In higher education, the question is no longer “screens, yes or no,” but rather “which practices and what governance of attention.” At the population level, a meta‑analysis by Paterna and collaborators (2024), including nearly fifty thousand students, found a negative— albeit small — correlation between problematic smartphone use and academic achievement; that is, greater problematic use was associated with poorer academic performance. This signals the existence of consistent cognitive costs caused by frequent distractions, rapid task switching, and divided vigilance (Paterna et al., 2024). The diagnosis is not technophobic; it merely shifts the focus to the need for task designs that change the medium’s relevance to the learning goal; attention to notification management; criteria for intervals of attention recovery; and the structuring of practices that convert audiovisuals into support for the semantic organization of content rather than into noise. In health education, for example, this can be translated into clinical videos with meaningful pauses and probing questions; simulations with briefing/debriefing that make reasoning heuristics explicit; and parsimonious use of virtual or extended reality, according to the predominant skill type and students’ tolerance for visual symptoms (Morgado et al., 2024; Mergen et al., 2024; Simón‑Vicente et al., 2024).
Put differently, screens can enlarge the didactic power of seeing‑and‑interpreting when they bring relevant patterns to the fore, when they protect sleep, and when they minimize attentional competition. They can, however, impoverish meaning when they colonize rest time, when they privilege salient stimuli over conceptual relations, and when they install a regime of micro‑interruptions that erodes working memory.

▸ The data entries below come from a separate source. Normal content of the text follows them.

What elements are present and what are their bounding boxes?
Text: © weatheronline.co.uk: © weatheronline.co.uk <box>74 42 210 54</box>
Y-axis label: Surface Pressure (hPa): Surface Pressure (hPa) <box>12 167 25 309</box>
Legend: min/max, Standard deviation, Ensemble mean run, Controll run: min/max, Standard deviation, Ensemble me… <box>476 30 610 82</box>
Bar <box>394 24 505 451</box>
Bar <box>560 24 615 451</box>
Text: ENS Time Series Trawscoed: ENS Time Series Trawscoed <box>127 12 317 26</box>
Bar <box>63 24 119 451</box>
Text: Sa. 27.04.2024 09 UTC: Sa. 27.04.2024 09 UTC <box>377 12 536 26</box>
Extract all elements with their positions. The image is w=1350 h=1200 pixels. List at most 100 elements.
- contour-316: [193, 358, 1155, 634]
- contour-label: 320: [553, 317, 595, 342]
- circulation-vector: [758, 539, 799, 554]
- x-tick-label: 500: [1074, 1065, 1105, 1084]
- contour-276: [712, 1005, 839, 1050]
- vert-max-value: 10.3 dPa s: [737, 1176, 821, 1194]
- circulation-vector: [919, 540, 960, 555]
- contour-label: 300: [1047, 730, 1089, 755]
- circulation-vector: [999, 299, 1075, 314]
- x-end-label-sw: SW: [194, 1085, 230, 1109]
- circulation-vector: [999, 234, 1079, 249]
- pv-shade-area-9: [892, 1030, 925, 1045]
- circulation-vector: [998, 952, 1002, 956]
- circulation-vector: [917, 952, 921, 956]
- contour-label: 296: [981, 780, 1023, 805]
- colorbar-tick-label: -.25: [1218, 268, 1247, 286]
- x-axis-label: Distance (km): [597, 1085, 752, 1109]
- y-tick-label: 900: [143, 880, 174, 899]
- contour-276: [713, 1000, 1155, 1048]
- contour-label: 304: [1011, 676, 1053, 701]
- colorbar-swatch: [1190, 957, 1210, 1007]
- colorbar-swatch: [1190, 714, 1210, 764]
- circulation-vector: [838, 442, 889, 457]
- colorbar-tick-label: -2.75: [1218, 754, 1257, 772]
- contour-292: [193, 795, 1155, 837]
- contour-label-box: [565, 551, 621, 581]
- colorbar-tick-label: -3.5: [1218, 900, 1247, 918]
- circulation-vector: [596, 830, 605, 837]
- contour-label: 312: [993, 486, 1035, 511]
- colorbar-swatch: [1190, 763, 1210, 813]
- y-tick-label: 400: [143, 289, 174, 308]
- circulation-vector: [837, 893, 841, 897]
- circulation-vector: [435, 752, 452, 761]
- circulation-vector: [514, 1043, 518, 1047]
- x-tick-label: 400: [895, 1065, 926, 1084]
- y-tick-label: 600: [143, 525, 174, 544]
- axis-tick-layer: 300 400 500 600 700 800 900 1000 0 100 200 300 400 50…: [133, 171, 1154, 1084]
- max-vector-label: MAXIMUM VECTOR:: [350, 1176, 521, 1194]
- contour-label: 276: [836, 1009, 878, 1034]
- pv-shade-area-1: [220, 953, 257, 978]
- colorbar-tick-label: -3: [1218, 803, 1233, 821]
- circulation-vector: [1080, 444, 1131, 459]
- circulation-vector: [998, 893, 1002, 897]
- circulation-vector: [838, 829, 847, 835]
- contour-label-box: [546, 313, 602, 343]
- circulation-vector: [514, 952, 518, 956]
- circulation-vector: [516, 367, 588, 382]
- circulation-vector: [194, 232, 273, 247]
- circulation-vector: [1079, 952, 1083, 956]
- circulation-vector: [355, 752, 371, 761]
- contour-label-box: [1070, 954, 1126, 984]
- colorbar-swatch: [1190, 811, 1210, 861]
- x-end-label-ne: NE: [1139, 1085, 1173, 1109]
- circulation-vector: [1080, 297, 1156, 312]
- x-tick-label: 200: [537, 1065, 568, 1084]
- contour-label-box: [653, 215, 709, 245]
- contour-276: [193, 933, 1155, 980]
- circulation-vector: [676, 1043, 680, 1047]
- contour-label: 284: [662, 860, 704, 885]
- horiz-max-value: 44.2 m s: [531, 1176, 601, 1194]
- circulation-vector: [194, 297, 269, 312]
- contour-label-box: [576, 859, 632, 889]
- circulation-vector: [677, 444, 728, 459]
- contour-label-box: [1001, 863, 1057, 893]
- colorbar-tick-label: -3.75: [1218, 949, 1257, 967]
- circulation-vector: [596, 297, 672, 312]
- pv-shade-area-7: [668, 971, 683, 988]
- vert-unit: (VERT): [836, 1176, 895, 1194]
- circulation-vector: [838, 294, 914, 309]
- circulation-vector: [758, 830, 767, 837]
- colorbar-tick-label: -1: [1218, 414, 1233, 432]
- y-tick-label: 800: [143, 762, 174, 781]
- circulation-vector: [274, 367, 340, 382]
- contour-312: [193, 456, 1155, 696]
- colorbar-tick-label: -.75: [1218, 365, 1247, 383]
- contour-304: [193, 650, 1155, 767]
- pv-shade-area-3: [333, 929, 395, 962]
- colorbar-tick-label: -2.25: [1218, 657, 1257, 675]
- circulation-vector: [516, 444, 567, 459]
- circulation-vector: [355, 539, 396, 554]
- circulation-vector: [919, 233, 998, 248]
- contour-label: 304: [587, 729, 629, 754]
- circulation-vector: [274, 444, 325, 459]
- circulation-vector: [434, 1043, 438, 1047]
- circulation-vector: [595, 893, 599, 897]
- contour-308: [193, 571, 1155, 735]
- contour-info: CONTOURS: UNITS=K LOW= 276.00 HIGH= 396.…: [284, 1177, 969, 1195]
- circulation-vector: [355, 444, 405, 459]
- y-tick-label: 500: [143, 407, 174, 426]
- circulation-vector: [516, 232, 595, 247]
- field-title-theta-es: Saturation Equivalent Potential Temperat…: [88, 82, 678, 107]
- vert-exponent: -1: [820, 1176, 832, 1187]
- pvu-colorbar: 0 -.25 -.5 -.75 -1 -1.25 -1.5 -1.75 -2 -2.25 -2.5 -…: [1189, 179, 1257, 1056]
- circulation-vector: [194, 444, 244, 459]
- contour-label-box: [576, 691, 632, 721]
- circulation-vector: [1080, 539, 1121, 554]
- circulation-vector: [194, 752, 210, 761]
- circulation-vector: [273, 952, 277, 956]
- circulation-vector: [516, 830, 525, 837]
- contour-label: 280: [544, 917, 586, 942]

In health professions education, where learning hinges on learning to observe, judge, and act, it is worth preferring uses that integrate audiovisuals and reflection, as well as explicitly teaching the importance of attention management and sleep literacy, for it is in this arrangement that benefits outweigh harms (Morgado et al., 2024; Hartstein et al., 2024; Nagata et al., 2024; Paterna et al., 2024).
Let this reflection close with a simple image: learning with screens requires rhythm and care— which means choosing when to look and when to suspend the gaze, when to advance and when to breathe between images; it means accepting that intelligence is made of pauses, of protected sleep, of shared attention, and that good mediation turns glare into work light and noise into meaning. In practice, we educate better when we offer students a pedagogy of pause and presence: videos that invite questions rather than mere consumption; simulations that return to the body the measure of the gesture rather than only the performance of the outcome; routines that preserve rest as part of study. Thus the screen ceases to be an end and returns to being an open window onto the world, but with a frame — so the world does not devour us while we learn to name it.